Taking this amount of water would have devastating impact on many southern Idaho irrigators, would reduce recreation opportunity in southern Idaho, and would badly hurt the southern Idaho economy.
If the dams are bypassed, this threat to southern Idaho water would go away: You would have a flowing river with much greater velocity to help the young fish move downsteam. There would be no rationale for taking more southern Idaho water.
The proposal to take another million acre-feet is based on retaining the dams. The added water would be used to try to increase survival by increasing the flow of water through the slackwater pools behind the dams.
The U.S. Army Corps of Engineers is looking at three alternatives.
If you rule out bypassing the dams, you make it much more likely that the "drain southern Idaho" alternative will become reality.
Taking more Idaho water would not save the salmon. But it could be marketed to the courts and to the Congress as a serious effort, not more of the status quo. It is likely to be acceptable to some of the downstream interests that want to save the dams. And it could have great appeal to Oregon and Washington office holders who wish to save the dams.
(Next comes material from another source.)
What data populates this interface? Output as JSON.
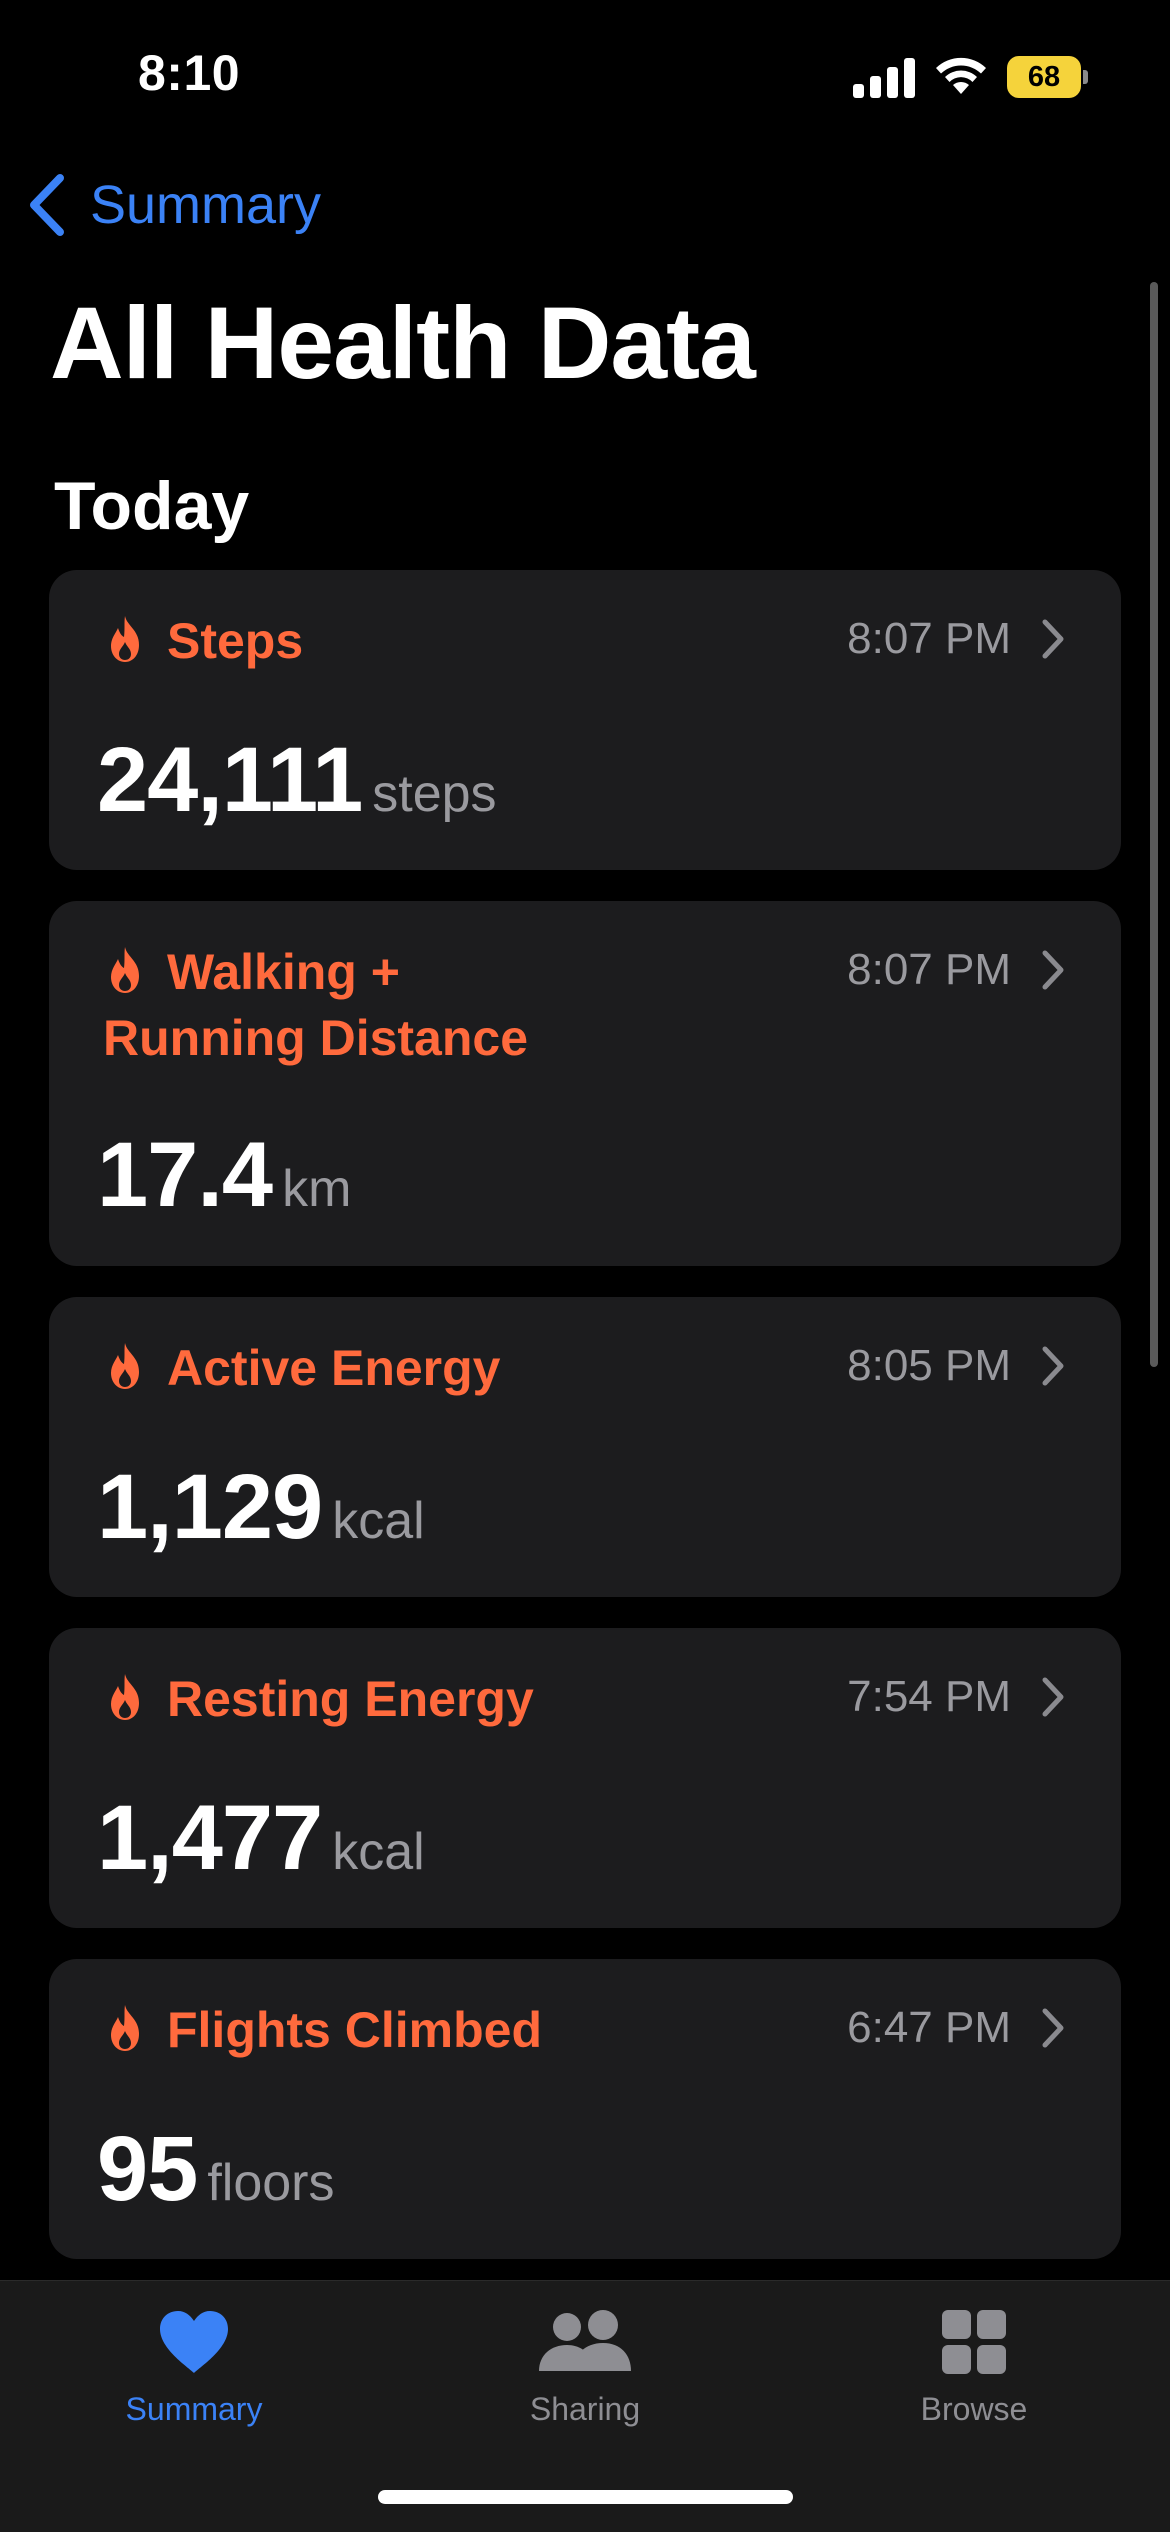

Adding water for fish flush through the slackwater pools add very little to the velocity of the water. The reports by Idaho and Oregon fish scientists, and by a multi-agency group of scientists, all say the only way to save the salmon is to bypass the dams and give the fish back the flowing river in which salmon thrived for thousands of years.
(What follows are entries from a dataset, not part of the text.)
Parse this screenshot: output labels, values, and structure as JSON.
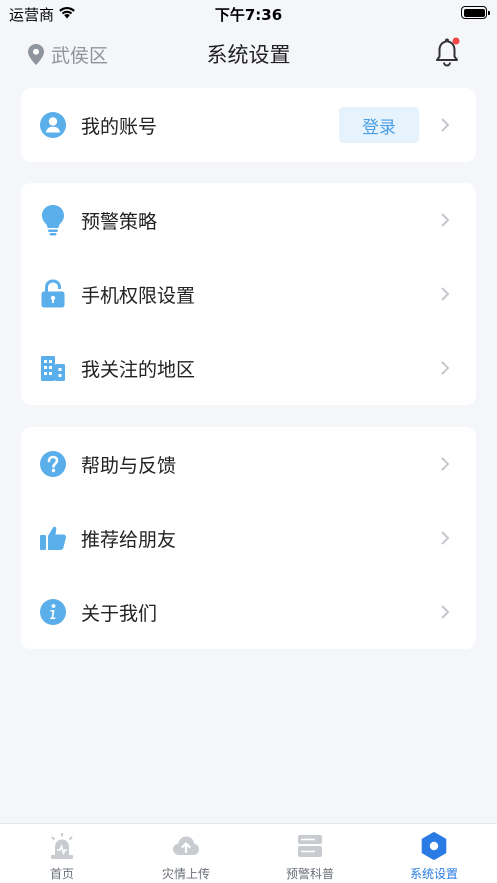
{
  "status_bar": {
    "carrier": "运营商",
    "time": "下午7:36"
  },
  "header": {
    "location": "武侯区",
    "title": "系统设置"
  },
  "account": {
    "label": "我的账号",
    "login_label": "登录"
  },
  "group1": [
    {
      "label": "预警策略",
      "icon": "lightbulb-icon"
    },
    {
      "label": "手机权限设置",
      "icon": "lock-icon"
    },
    {
      "label": "我关注的地区",
      "icon": "building-icon"
    }
  ],
  "group2": [
    {
      "label": "帮助与反馈",
      "icon": "question-icon"
    },
    {
      "label": "推荐给朋友",
      "icon": "thumbs-up-icon"
    },
    {
      "label": "关于我们",
      "icon": "info-icon"
    }
  ],
  "tabbar": [
    {
      "label": "首页",
      "icon": "alarm-icon"
    },
    {
      "label": "灾情上传",
      "icon": "cloud-upload-icon"
    },
    {
      "label": "预警科普",
      "icon": "book-icon"
    },
    {
      "label": "系统设置",
      "icon": "settings-hexagon-icon",
      "active": true
    }
  ],
  "colors": {
    "accent": "#2a7be4",
    "icon_blue": "#5aaeea",
    "notification_dot": "#f04848"
  }
}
To save the salmon you need to increase the return rate for young fish migrating downstream by five times. To restore the runs to the numbers that existed in the 1950s and 1960s, before construction of the four lower Snake River dams, you need to increase it by 15 times.
The scientists don't believe you can achieve that gain with fish flush. Nor can it be achieved with more barging or "fish-friendly turbines." Such proposals are political solutions, not salmon solutions.
Idaho needs a solution that save the salmon, that does not put southern Idaho's irrigators in jeopardy, and that avoids economic loss to shippers from the affected ports. Bypassing the dams is likely to save the salmon. It would protect southern Idaho water. And shippers could be compensated so they do not suffer economic damage.
It would be feasible to finance such a plan with savings from the maintenance of the navigation system and with savings of money now being wasted in barging and other failing salmon strategies.